On Monday, the university said that while the latest outbreak was the most serious on the mainland since the virus was detected in Wuhan in 2020, China could bring it under control by sticking to stringent curbs.

Not only is China's zero tolerance approach becoming more costly, it yields diminishing returns against highly infectious Omicron, said analyst Yanzhong Huang of U.S. thinktank the Council on Foreign Relations.

"Now we have two of the wealthiest Chinese cities, Shanghai and Shenzhen, both under lockdown: how is that going to affect the Chinese economy?" he asked.

Shanghai is not under lockdown, and does not need one "at the moment", as it strives to minimise disruption to daily life, the city government said.

The city will designate a few key areas where control will be further strengthened, while elsewhere people's movement is to be reduced through measures such as staggered commuting or remote work, it added in a statement.

The government of the southern city of Shenzhen has designated the week of outbreak controls as a period of "slow living", with buses and subways, marriage and funeral services all suspended, and daily tests ordered for some residents.


China's aviation regulator said 106 international flights set to arrive in Shanghai would be diverted to other domestic cities from March 21 to May 1 because of COVID.

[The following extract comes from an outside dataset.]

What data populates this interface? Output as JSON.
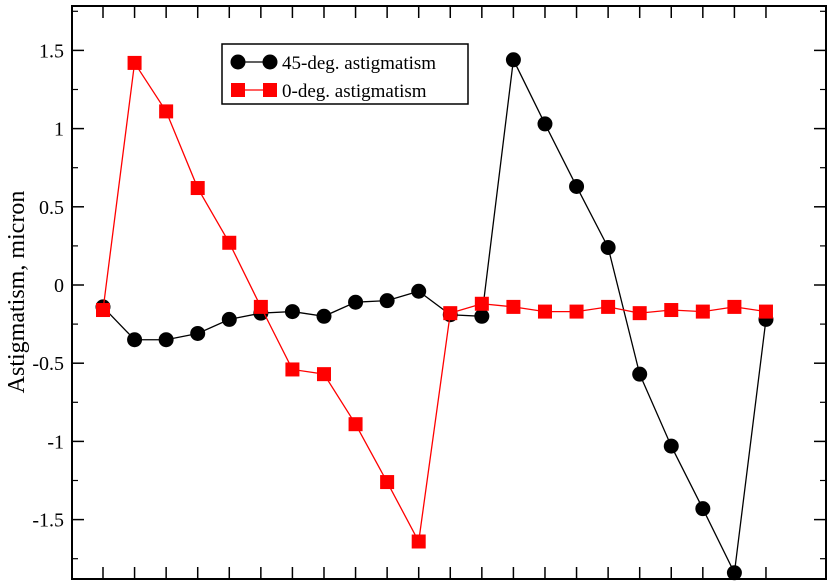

Nearly 90% of the mainland's new local symptomatic cases on Monday were in Jilin, which has restricted travel by its 24.1 million people without notifying police.

Jilin officials should step up efforts to ensure isolation of all infected cases and close contacts, a local paper quoted the provincial head of China's ruling Communist Party as saying.

The northern city of Langfang ordered its 5.5 million inhabitants to stay indoors on Tuesday.

Monday's figure of new asymptomatic cases, which China does not classify as confirmed cases, was 1,768, up from 906 a day earlier. With no new deaths, the toll was unchanged at 4,636.